I am using wandb with transformers library on a conda environment created on an HPC machine. When I create the environment and install the libraries, the certificate exists under the path /conda_environments//lib/python3.8/site-packages/certifi/cacert.pem
Then after a specific time of training monitoring (around 10 hours), the certificate disappears, and I get the following error, and then the training and the monitoring are stopped.
OSError: Could not find a suitable TLS CA certificate bundle, invalid path: /scratch/hpc//conda_environments//lib/python3.8/site-packages/certifi/cacert.pem
wandb: ERROR Internal wandb error: file data was not synced
There is a similar issue on the GitHub repo of wandb
I reproduced this issue several times with different models and different pipelines to check that it was not something related to my code. The common pattern is that this happened only for long training (more than 10 hours)

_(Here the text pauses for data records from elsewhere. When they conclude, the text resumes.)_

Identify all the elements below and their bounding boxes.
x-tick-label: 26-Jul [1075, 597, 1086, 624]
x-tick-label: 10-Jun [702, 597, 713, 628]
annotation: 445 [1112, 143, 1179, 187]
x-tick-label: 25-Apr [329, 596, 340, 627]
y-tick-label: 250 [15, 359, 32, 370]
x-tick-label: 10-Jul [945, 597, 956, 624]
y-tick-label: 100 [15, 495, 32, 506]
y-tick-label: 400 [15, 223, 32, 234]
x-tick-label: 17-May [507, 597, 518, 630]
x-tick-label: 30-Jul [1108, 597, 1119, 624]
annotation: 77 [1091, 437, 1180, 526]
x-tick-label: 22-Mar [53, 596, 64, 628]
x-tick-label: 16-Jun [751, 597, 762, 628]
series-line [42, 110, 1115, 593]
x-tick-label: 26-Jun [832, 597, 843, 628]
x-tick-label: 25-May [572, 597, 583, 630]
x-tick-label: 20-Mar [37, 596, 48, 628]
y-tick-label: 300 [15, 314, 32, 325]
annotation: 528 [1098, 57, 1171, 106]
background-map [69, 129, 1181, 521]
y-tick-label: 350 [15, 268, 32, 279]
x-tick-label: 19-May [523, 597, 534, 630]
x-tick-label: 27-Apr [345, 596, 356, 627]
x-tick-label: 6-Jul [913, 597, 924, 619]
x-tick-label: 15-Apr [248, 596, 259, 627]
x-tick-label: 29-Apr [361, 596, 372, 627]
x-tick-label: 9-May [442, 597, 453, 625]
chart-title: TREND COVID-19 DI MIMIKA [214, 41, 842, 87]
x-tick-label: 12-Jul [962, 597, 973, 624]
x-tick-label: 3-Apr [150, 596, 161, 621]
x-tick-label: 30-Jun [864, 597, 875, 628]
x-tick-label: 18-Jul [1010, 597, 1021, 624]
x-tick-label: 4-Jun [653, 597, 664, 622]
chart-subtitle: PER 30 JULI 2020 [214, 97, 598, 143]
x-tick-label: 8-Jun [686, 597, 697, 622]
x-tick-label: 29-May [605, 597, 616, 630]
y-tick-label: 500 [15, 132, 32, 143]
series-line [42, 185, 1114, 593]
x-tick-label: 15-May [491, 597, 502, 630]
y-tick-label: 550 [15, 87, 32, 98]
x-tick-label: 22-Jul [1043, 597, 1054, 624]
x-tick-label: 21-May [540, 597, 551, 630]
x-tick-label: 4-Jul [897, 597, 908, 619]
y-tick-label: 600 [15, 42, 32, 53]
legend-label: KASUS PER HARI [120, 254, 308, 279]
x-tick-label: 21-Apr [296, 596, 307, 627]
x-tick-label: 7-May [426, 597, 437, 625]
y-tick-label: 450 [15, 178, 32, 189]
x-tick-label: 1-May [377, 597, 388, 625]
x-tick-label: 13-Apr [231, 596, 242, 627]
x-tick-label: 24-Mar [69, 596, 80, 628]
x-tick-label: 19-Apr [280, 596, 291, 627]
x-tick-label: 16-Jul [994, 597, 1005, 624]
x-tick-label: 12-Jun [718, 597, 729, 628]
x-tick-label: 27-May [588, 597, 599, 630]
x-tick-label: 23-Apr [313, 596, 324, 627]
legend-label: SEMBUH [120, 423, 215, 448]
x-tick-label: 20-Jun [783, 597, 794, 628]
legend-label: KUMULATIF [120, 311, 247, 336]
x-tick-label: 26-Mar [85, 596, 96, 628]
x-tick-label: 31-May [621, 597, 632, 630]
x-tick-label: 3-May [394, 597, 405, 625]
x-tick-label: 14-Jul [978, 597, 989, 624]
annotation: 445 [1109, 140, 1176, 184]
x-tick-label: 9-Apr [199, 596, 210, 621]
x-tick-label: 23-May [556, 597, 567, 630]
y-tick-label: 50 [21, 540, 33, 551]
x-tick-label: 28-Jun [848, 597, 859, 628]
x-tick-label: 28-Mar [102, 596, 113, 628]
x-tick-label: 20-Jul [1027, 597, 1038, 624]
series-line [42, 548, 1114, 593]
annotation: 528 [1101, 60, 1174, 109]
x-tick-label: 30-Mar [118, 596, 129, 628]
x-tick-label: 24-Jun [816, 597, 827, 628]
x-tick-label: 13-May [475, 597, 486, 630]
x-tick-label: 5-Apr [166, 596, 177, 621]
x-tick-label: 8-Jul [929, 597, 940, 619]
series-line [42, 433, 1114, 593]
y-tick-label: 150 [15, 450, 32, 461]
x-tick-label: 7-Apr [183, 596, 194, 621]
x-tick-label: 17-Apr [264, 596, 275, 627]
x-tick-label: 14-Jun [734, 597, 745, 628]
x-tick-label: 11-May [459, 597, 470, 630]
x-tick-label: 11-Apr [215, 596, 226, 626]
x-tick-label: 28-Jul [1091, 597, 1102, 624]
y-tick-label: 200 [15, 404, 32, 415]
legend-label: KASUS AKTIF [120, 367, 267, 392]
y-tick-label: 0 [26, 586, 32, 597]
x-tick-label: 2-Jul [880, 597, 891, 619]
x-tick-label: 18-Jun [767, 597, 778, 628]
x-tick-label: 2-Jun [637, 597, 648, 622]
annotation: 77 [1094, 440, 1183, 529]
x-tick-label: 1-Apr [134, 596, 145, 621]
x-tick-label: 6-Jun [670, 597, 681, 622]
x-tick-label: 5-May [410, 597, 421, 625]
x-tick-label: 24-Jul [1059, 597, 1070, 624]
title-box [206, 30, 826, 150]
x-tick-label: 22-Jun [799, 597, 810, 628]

Just some questions to get a better understanding of the issue:
Are you on Public Cloud or a Local Instance?
If you are on a Local Instance, could you send the Debug Bundle? An admin of the instance can get it from the /system-admin page → top right corner W&B icon → Debug Bundle.
If you are on the Public Cloud, could you send your debug.log and debug-internal.log for the run? To get the debug.log and debug-internal.log files, go to the wandb folder in your computer’s working directory. The folder has subfolders named run-DATETIME-ID, which correspond to specific runs. Could you retrieve the debug logs for a run that stopped?